I prayed as I had never prayed before, and while I am now able to say
that the Lord was at work – I didn’t see it then – and He certainly wasn’t
working the way I wanted Him to. All
these years later, just writing about it can still make me feel anxious.
After some
years, things eventually eased up and a measure of distance from one another
helped lower anxiety levels. But
relationships had not healed. There were
years when we couldn’t even talk about it with one another. Relationships were strained and I, for one, had
little hope they would ever be any different and I grieved over it.
How small
was my faith, for I seriously underestimated what my Sovereign, Omnipotent God,
who is in the business of doing the impossible, would eventually do.
Slowly,
slowly, within the last few years I have begun to enjoy a sweetness of
relationship with the one who was the cause of my fear and anxiety. There is a new level of understanding, appreciation
and love between us that I never thought we would ever see. I thank the Lord for it every day. He has proved Himself to be “the God that
healeth”.
What prompted
this blog however, was what He has done in the last month or so. I wish I could reveal all the details, but
doing so might hurt someone, so I will keep them to myself. What I can say is that He took two people who
were mostly estranged and gave them a time together to remember forever. He took a relationship previously shaped by anger
and distance, and healed it completely. He didn’t just mend it, He transformed
it to one of real love and appreciation for the very personality and behavioral
differences that were the cause of division before.
I’m blown
away by God’s faithfulness to hear our prayers and answer them, in His time and
in His way, and without any “helpful” interference from me!

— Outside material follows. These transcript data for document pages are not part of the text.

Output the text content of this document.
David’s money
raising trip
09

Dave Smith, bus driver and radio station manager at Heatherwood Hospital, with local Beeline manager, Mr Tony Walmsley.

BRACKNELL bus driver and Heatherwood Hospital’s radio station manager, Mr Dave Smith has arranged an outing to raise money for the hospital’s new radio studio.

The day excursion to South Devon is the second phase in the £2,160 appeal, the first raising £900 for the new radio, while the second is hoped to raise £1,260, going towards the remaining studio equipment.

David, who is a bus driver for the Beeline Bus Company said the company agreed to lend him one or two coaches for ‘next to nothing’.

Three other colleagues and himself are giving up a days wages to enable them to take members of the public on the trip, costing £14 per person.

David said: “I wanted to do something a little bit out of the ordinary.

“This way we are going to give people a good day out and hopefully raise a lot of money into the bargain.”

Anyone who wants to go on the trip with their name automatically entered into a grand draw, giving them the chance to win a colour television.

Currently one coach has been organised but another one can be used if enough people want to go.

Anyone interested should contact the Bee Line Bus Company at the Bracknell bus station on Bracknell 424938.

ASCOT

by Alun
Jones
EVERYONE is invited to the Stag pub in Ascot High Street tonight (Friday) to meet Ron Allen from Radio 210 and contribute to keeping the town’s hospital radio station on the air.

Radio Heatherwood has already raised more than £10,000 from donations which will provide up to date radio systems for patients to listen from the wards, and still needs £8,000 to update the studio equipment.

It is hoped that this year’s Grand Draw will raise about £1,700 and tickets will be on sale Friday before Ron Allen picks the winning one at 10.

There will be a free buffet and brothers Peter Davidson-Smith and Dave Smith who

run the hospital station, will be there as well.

Why do I doubt that He is able to do things
like this? I doubt Him because I focus
on the seemingly, impossible to change, people involved and not on the God of
whom it was said, “Is anything too hard for the Lord?” I doubt Him because I have expectations that
He will work in THIS way, and no other, and I miss what He IS doing though it
could be staring me in the face.
I don’t
think Anthony doubted the Lord as Healer, even though he was never healed of
his blindness. But then, who knows that
maybe he had been healed in many other ways in his life so that prompted his reverent worship of the Lord, Who is Healer?
Does the
Lord ALWAYS heal us physically or emotionally or relationally? No, sometimes, for reasons we may never
understand this side of heaven, it is for our best and His glory not to answer
that prayer with a yes. When the Lord does heal, it is a gift of His generous grace.